Un magnifique roman graphique sur le sujet délicat de la boulimie et de la santé mentale. Comment trouver un équilibre de vie entre ce que l’on attend de nous et ce que le souhaite pour soi ?
Victoria Ying est une illustratrice et bédéiste américaine, elle travaille notamment pour les studios Disney et Sony. En France, elle a déjà sorti plusieurs ouvrages : La cité des secrets et La cité des illusions chez Bande d’ados. Avec Hungry Ghost elle nous propose une oeuvre beaucoup plus personnelle et au graphisme très différent de ses précédents ouvrages.
Pour la petite anecdote, c’est aussi elle qui illustre une partie des petits livres marionnette qui sortent régulièrement chez Casterman : Bébé-T-rex, Bébé Dragon ou encore Bébé Yéti, c’est Victoria Ying !
Mince à tout prix
Valérie est une lycéenne gentille, discrète, qui fait tout ce que l’on attend d’elle, quitte à s’effacer peu à peu. Sa mère fait en particulier une fixation sur son poids. Tout ce qu’elle mange est ainsi scruté, surveillé, quantifié par la mère de Valérie. L’adolescente supporte de moins en moins cette pression et mène une double vie : celle où elle s’intègre socialement et mange avec ses amis, et celle plus sombre où elle s’éclipse pour purger le trop plein de nourriture qu’elle a ingéré. Mais jusqu’à quand Valérie va-t-elle tenir les deux facettes de sa personnalité avant de craquer ?

Image de soi et image des autres
Ce roman graphique est extrêmement percutant, que ce soit dans le fond, la forme ou encore les dialogues. Victoria Ying réussit la prouesse de nous offrir un one-shot cohérent, qui ne va pas trop vite dans le déroulement de l’introspection de Valérie. Le cheminement de la pensée de la jeune femme ne se fait pas en quelques pages, et tout n’est pas parfait à la fin, même si les choses s’améliorent sensiblement au niveau de sa santé mentale et physique.
Je trouve que ce genre d’ouvrage n’est pas seulemement utile mais nécessaire, car il remet à sa place le culte injuste du corps mince. Peu à peu, Valérie va s’accepter et surtout accepter que certains de ses proches, bien qu’en surpoids ne sont pas moins bien qu’elle.

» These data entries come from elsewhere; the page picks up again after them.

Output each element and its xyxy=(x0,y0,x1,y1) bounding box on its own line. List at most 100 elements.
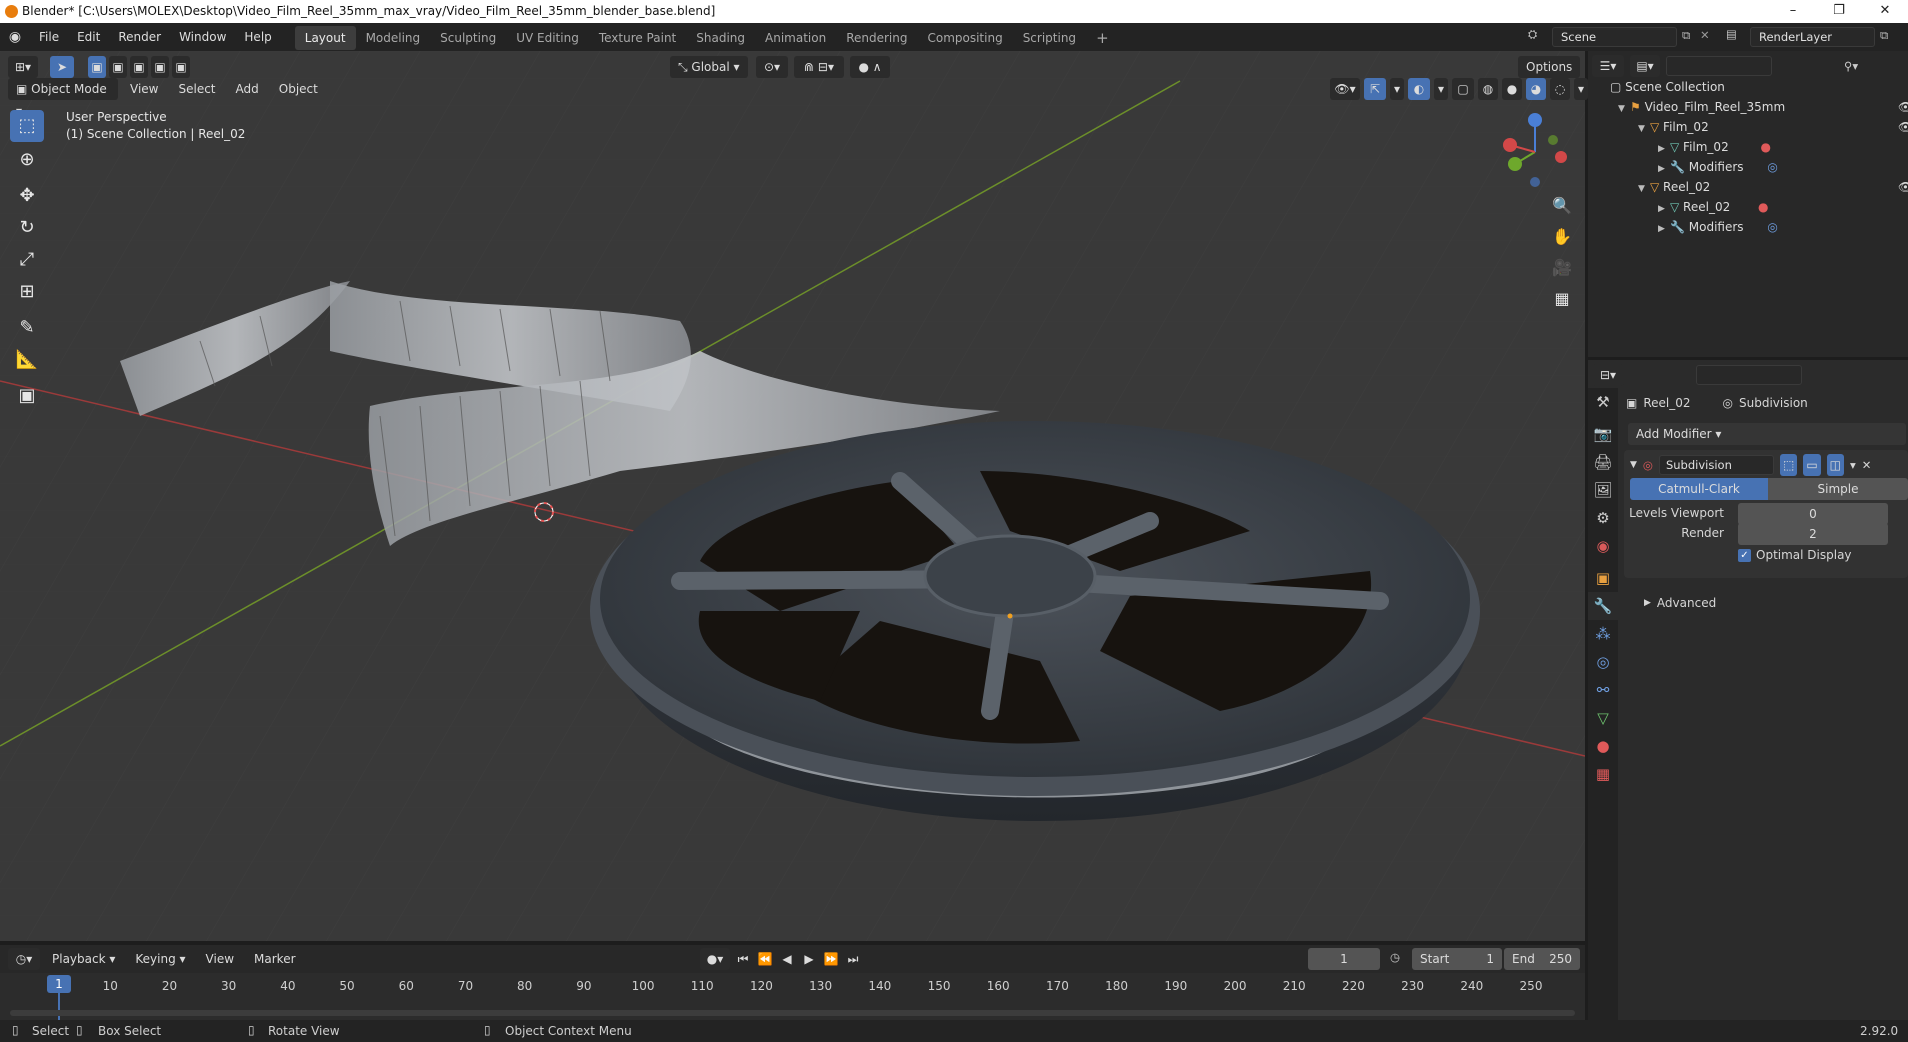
outliner-item-collection[interactable]: ▼ ⚑ Video_Film_Reel_35mm xyxy=(1618,97,1785,117)
tab-compositing[interactable]: Compositing xyxy=(917,26,1012,50)
simple-button[interactable]: Simple xyxy=(1768,478,1908,500)
navigation-gizmo[interactable] xyxy=(1495,110,1575,190)
options-dropdown[interactable]: Options xyxy=(1518,56,1580,78)
menu-help[interactable]: Help xyxy=(235,23,280,51)
proportional-edit-icon[interactable]: ● ∧ xyxy=(850,56,890,78)
collapse-icon[interactable]: ▼ xyxy=(1630,460,1637,470)
tab-rendering[interactable]: Rendering xyxy=(836,26,917,50)
3d-viewport[interactable] xyxy=(0,51,1585,941)
timeline-editor-icon[interactable]: ◷▾ xyxy=(8,948,40,970)
menu-view[interactable]: View xyxy=(122,78,166,100)
optimal-display-row[interactable]: ✓ Optimal Display xyxy=(1738,548,1852,562)
mode-dropdown[interactable]: ▣ Object Mode ▾ xyxy=(8,78,118,118)
editor-type-button[interactable]: ⊞▾ xyxy=(8,56,38,78)
close-window-button[interactable]: ✕ xyxy=(1862,0,1908,23)
select-invert-icon[interactable]: ▣ xyxy=(151,56,169,78)
visibility-eye-icon[interactable]: 👁 xyxy=(1898,180,1908,194)
scene-selector[interactable]: Scene xyxy=(1552,27,1677,47)
tab-animation[interactable]: Animation xyxy=(755,26,836,50)
display-mode-icon[interactable]: ▤▾ xyxy=(1630,55,1660,77)
measure-tool-icon[interactable]: 📐 xyxy=(10,344,44,376)
render-tab-icon[interactable]: 📷 xyxy=(1588,420,1618,448)
outliner-item-reel-modifiers[interactable]: ▶ 🔧 Modifiers ◎ xyxy=(1658,217,1778,237)
add-cube-tool-icon[interactable]: ▣ xyxy=(10,380,44,412)
filter-icon[interactable]: ⚲▾ xyxy=(1844,59,1858,73)
minimize-button[interactable]: – xyxy=(1770,0,1816,23)
perspective-toggle-icon[interactable]: ▦ xyxy=(1548,285,1576,313)
zoom-icon[interactable]: 🔍 xyxy=(1548,192,1576,220)
menu-playback[interactable]: Playback ▾ xyxy=(44,948,123,970)
menu-add[interactable]: Add xyxy=(228,78,267,100)
visibility-icon[interactable]: 👁▾ xyxy=(1330,78,1360,100)
visibility-eye-icon[interactable]: 👁 xyxy=(1898,120,1908,134)
play-reverse-icon[interactable]: ◀ xyxy=(778,948,796,970)
wireframe-shading-icon[interactable]: ◍ xyxy=(1478,78,1498,100)
add-workspace-icon[interactable]: + xyxy=(1086,26,1119,50)
render-toggle-icon[interactable]: ◫ xyxy=(1826,454,1844,476)
modifier-menu-icon[interactable]: ▾ xyxy=(1850,458,1856,472)
menu-timeline-view[interactable]: View xyxy=(198,948,242,970)
gizmo-icon[interactable]: ⇱ xyxy=(1364,78,1386,100)
modifier-tab-icon[interactable]: 🔧 xyxy=(1588,592,1618,620)
start-frame-field[interactable]: Start 1 xyxy=(1412,948,1502,970)
menu-render[interactable]: Render xyxy=(109,23,170,51)
tab-sculpting[interactable]: Sculpting xyxy=(430,26,506,50)
particles-tab-icon[interactable]: ⁂ xyxy=(1588,620,1618,648)
menu-marker[interactable]: Marker xyxy=(246,948,303,970)
jump-keyframe-forward-icon[interactable]: ⏩ xyxy=(822,948,840,970)
outliner-item-film-object[interactable]: ▼ ▽ Film_02 xyxy=(1638,117,1709,137)
pivot-point-icon[interactable]: ⊙▾ xyxy=(756,56,788,78)
rendered-shading-icon[interactable]: ◌ xyxy=(1550,78,1570,100)
tab-texture-paint[interactable]: Texture Paint xyxy=(589,26,686,50)
jump-end-icon[interactable]: ⏭ xyxy=(844,948,862,970)
snap-icon[interactable]: ⋒ ⊟▾ xyxy=(794,56,844,78)
shading-dropdown-icon[interactable]: ▾ xyxy=(1574,78,1588,100)
end-frame-field[interactable]: End 250 xyxy=(1504,948,1580,970)
cursor-tool-icon[interactable]: ⊕ xyxy=(10,144,44,176)
select-new-icon[interactable]: ▣ xyxy=(88,56,106,78)
catmull-clark-button[interactable]: Catmull-Clark xyxy=(1630,478,1768,500)
outliner-root[interactable]: ▢ Scene Collection xyxy=(1610,77,1725,97)
object-tab-icon[interactable]: ▣ xyxy=(1588,564,1618,592)
scale-tool-icon[interactable]: ⤢ xyxy=(10,244,44,276)
scene-tab-icon[interactable]: ⚙ xyxy=(1588,504,1618,532)
constraints-tab-icon[interactable]: ⚯ xyxy=(1588,676,1618,704)
delete-scene-icon[interactable]: ✕ xyxy=(1700,28,1710,42)
menu-select[interactable]: Select xyxy=(170,78,223,100)
optimal-display-checkbox[interactable]: ✓ xyxy=(1738,548,1751,562)
gizmo-dropdown-icon[interactable]: ▾ xyxy=(1390,78,1404,100)
physics-tab-icon[interactable]: ◎ xyxy=(1588,648,1618,676)
outliner-item-reel-mesh[interactable]: ▶ ▽ Reel_02 ● xyxy=(1658,197,1769,217)
view-layer-tab-icon[interactable]: 🖼 xyxy=(1588,476,1618,504)
overlays-icon[interactable]: ◐ xyxy=(1408,78,1430,100)
levels-viewport-field[interactable]: 0 xyxy=(1738,503,1888,525)
current-frame-field[interactable]: 1 xyxy=(1308,948,1380,970)
tab-modeling[interactable]: Modeling xyxy=(356,26,431,50)
jump-start-icon[interactable]: ⏮ xyxy=(734,948,752,970)
menu-file[interactable]: File xyxy=(30,23,68,51)
play-icon[interactable]: ▶ xyxy=(800,948,818,970)
tool-tab-icon[interactable]: ⚒ xyxy=(1588,388,1618,416)
pan-hand-icon[interactable]: ✋ xyxy=(1548,223,1576,251)
material-shading-icon[interactable]: ◕ xyxy=(1526,78,1546,100)
preview-range-icon[interactable]: ◷ xyxy=(1390,950,1400,964)
modifier-name-field[interactable]: Subdivision xyxy=(1658,455,1774,475)
restore-button[interactable]: ❐ xyxy=(1816,0,1862,23)
menu-edit[interactable]: Edit xyxy=(68,23,109,51)
viewport-toggle-icon[interactable]: ▭ xyxy=(1803,454,1821,476)
tab-uv-editing[interactable]: UV Editing xyxy=(506,26,589,50)
move-tool-icon[interactable]: ✥ xyxy=(10,180,44,212)
outliner-item-reel-object[interactable]: ▼ ▽ Reel_02 xyxy=(1638,177,1710,197)
auto-keying-icon[interactable]: ●▾ xyxy=(700,948,730,970)
material-tab-icon[interactable]: ● xyxy=(1588,732,1618,760)
tab-shading[interactable]: Shading xyxy=(686,26,755,50)
menu-keying[interactable]: Keying ▾ xyxy=(127,948,193,970)
tab-scripting[interactable]: Scripting xyxy=(1013,26,1086,50)
menu-object[interactable]: Object xyxy=(271,78,326,100)
select-box-tool-icon[interactable]: ⬚ xyxy=(10,110,44,142)
visibility-eye-icon[interactable]: 👁 xyxy=(1898,100,1908,114)
world-tab-icon[interactable]: ◉ xyxy=(1588,532,1618,560)
timeline-scrollbar[interactable] xyxy=(10,1010,1575,1016)
rotate-tool-icon[interactable]: ↻ xyxy=(10,212,44,244)
select-subtract-icon[interactable]: ▣ xyxy=(130,56,148,78)
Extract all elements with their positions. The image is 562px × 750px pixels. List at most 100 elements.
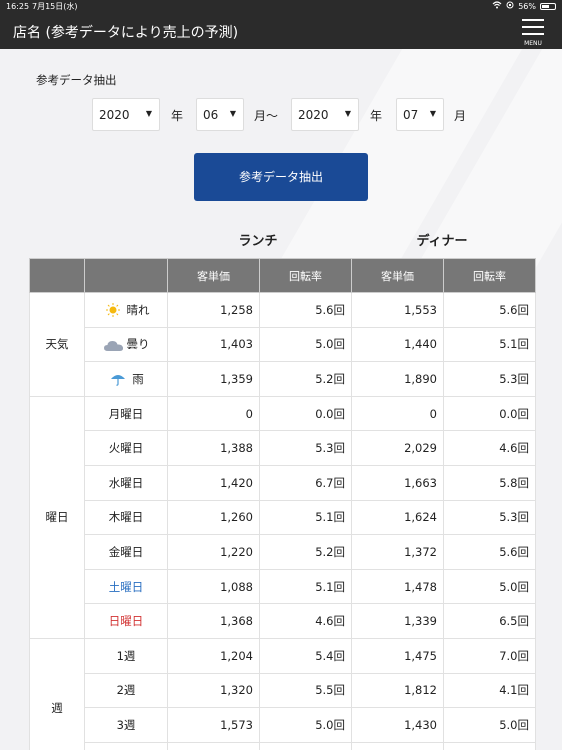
dinner-price: 1,372: [351, 534, 444, 570]
from-year-value: 2020: [99, 108, 130, 122]
table-row: 3週 1,573 5.0回 1,430 5.0回: [30, 707, 536, 743]
lunch-turnover: 5.3回: [259, 430, 352, 466]
lunch-turnover: 5.2回: [259, 361, 352, 397]
dinner-price: 1,890: [351, 361, 444, 397]
lunch-turnover: 6.7回: [259, 464, 352, 501]
table-row: 曇り 1,403 5.0回 1,440 5.1回: [30, 326, 536, 363]
row-label: 2週: [84, 672, 168, 709]
header-item: [84, 258, 168, 293]
lunch-price: 1,088: [167, 568, 260, 605]
row-label-text: 雨: [132, 371, 144, 386]
to-month-unit: 月: [454, 109, 467, 123]
table-row: 土曜日 1,088 5.1回 1,478 5.0回: [30, 568, 536, 605]
dinner-turnover: 5.3回: [443, 361, 536, 397]
dinner-turnover: 5.1回: [443, 326, 536, 363]
from-year-select[interactable]: 2020 ▼: [92, 98, 160, 131]
wifi-icon: [492, 0, 502, 13]
sales-table: 客単価 回転率 客単価 回転率 天気 晴れ 1,258 5.6回 1,553 5…: [29, 258, 536, 750]
to-month-select[interactable]: 07 ▼: [396, 98, 444, 131]
row-label-sunday: 日曜日: [84, 603, 168, 639]
dinner-turnover: 5.3回: [443, 499, 536, 536]
category-week: 週: [29, 637, 85, 750]
row-label-text: 曇り: [126, 337, 150, 352]
dinner-turnover: 5.6回: [443, 534, 536, 570]
lunch-price: 1,260: [167, 499, 260, 536]
hamburger-icon: [522, 33, 544, 35]
sun-icon: [103, 303, 123, 318]
lunch-turnover: 5.0回: [259, 707, 352, 743]
to-month-value: 07: [403, 108, 419, 122]
lunch-turnover-empty: [259, 741, 352, 750]
to-year-select[interactable]: 2020 ▼: [291, 98, 359, 131]
orientation-lock-icon: [506, 0, 514, 13]
row-label-text: 晴れ: [126, 302, 150, 317]
umbrella-icon: [108, 372, 128, 387]
table-row: 日曜日 1,368 4.6回 1,339 6.5回: [30, 603, 536, 639]
battery-percent: 56%: [518, 2, 536, 11]
dinner-price: 1,812: [351, 672, 444, 709]
to-year-value: 2020: [298, 108, 329, 122]
dropdown-arrow-icon: ▼: [344, 109, 351, 118]
extract-button[interactable]: 参考データ抽出: [194, 153, 368, 201]
dinner-price: 1,553: [351, 292, 444, 328]
category-weather: 天気: [29, 292, 85, 397]
row-label: 曇り: [84, 326, 168, 363]
from-month-unit: 月〜: [254, 109, 279, 123]
dinner-price: 0: [351, 395, 444, 432]
table-row: [30, 741, 536, 750]
lunch-price: 1,403: [167, 326, 260, 363]
header-dinner-price: 客単価: [351, 258, 444, 293]
dinner-turnover: 4.1回: [443, 672, 536, 709]
extract-label: 参考データ抽出: [36, 73, 117, 87]
row-label: 1週: [84, 637, 168, 674]
table-row: 火曜日 1,388 5.3回 2,029 4.6回: [30, 430, 536, 466]
header-category: [29, 258, 85, 293]
dinner-turnover: 5.0回: [443, 568, 536, 605]
table-row: 水曜日 1,420 6.7回 1,663 5.8回: [30, 464, 536, 501]
dinner-price: 1,430: [351, 707, 444, 743]
row-label-saturday: 土曜日: [84, 568, 168, 605]
table-row: 天気 晴れ 1,258 5.6回 1,553 5.6回: [29, 292, 536, 397]
dinner-turnover: 5.0回: [443, 707, 536, 743]
dinner-price: 1,475: [351, 637, 444, 674]
dinner-turnover-empty: [443, 741, 536, 750]
category-weekday: 曜日: [29, 395, 85, 639]
lunch-turnover: 5.5回: [259, 672, 352, 709]
table-header-row: 客単価 回転率 客単価 回転率: [29, 258, 536, 293]
menu-label: MENU: [524, 40, 542, 47]
page-title: 店名 (参考データにより売上の予測): [13, 25, 239, 41]
from-month-select[interactable]: 06 ▼: [196, 98, 244, 131]
table-row: 曜日 月曜日 0 0.0回 0 0.0回: [29, 395, 536, 639]
row-label: 晴れ: [84, 292, 168, 328]
dinner-price: 1,339: [351, 603, 444, 639]
lunch-turnover: 5.0回: [259, 326, 352, 363]
dinner-price: 1,478: [351, 568, 444, 605]
row-label-empty: [84, 741, 168, 750]
lunch-price: 0: [167, 395, 260, 432]
status-right: 56%: [492, 0, 556, 13]
row-label: 3週: [84, 707, 168, 743]
from-month-value: 06: [203, 108, 219, 122]
row-label: 金曜日: [84, 534, 168, 570]
dinner-turnover: 6.5回: [443, 603, 536, 639]
table-row: 雨 1,359 5.2回 1,890 5.3回: [30, 361, 536, 397]
battery-icon: [540, 3, 556, 10]
dinner-heading: ディナー: [416, 234, 468, 249]
lunch-heading: ランチ: [238, 234, 278, 249]
status-bar: 16:25 7月15日(水) 56%: [0, 0, 562, 13]
hamburger-icon: [522, 26, 544, 28]
hamburger-icon: [522, 19, 544, 21]
lunch-turnover: 5.1回: [259, 568, 352, 605]
lunch-price-empty: [167, 741, 260, 750]
dinner-turnover: 7.0回: [443, 637, 536, 674]
header-dinner-turnover: 回転率: [443, 258, 536, 293]
lunch-price: 1,204: [167, 637, 260, 674]
row-label: 水曜日: [84, 464, 168, 501]
status-date: 7月15日(水): [32, 2, 78, 11]
dinner-turnover: 0.0回: [443, 395, 536, 432]
table-row: 木曜日 1,260 5.1回 1,624 5.3回: [30, 499, 536, 536]
lunch-turnover: 5.1回: [259, 499, 352, 536]
dinner-price-empty: [351, 741, 444, 750]
menu-button[interactable]: MENU: [520, 17, 546, 47]
table-row: 金曜日 1,220 5.2回 1,372 5.6回: [30, 534, 536, 570]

Mais à force de grandir dans l’idée que ce qui est gros est laid ou mauvais, il est dur d’oter ces mauvaises pensées…

L’autrice explique à la fin de l’ouvrage que Hungry Ghost est une oeuvre tout particulièrement personnelle : « Si Val n’est pas moi, j’ai été Val ». Plus qu’un roman graphique fort, c’est aussi un cheminement personnel et un partage d’expérience précieux que nous offre Victoria Ying. Rien que pour cela, cet ouvrage mérite d’être lu.
Je n’ai pas parlé du dessin, mais sachez que je le trouve parfait. Peu coloré, dans des nuances pastels de bleu et de rose, ça fonctionne à merveille. Et que dire de l’illustration de couverture si ce n’est qu’elle est SUBLIME ?
Hungry Ghost, c’est un ouvrage magnifique et touchant sur la famille et ses relations parfois toxiques, l’amitié qui dérive et se délite, l’acceptation de soi, le deuil, la souffrance, et… le renouveau, l’espoir et le courage de mettre des mots sur des choses parfois dures à expliciter. Dès 14 ans.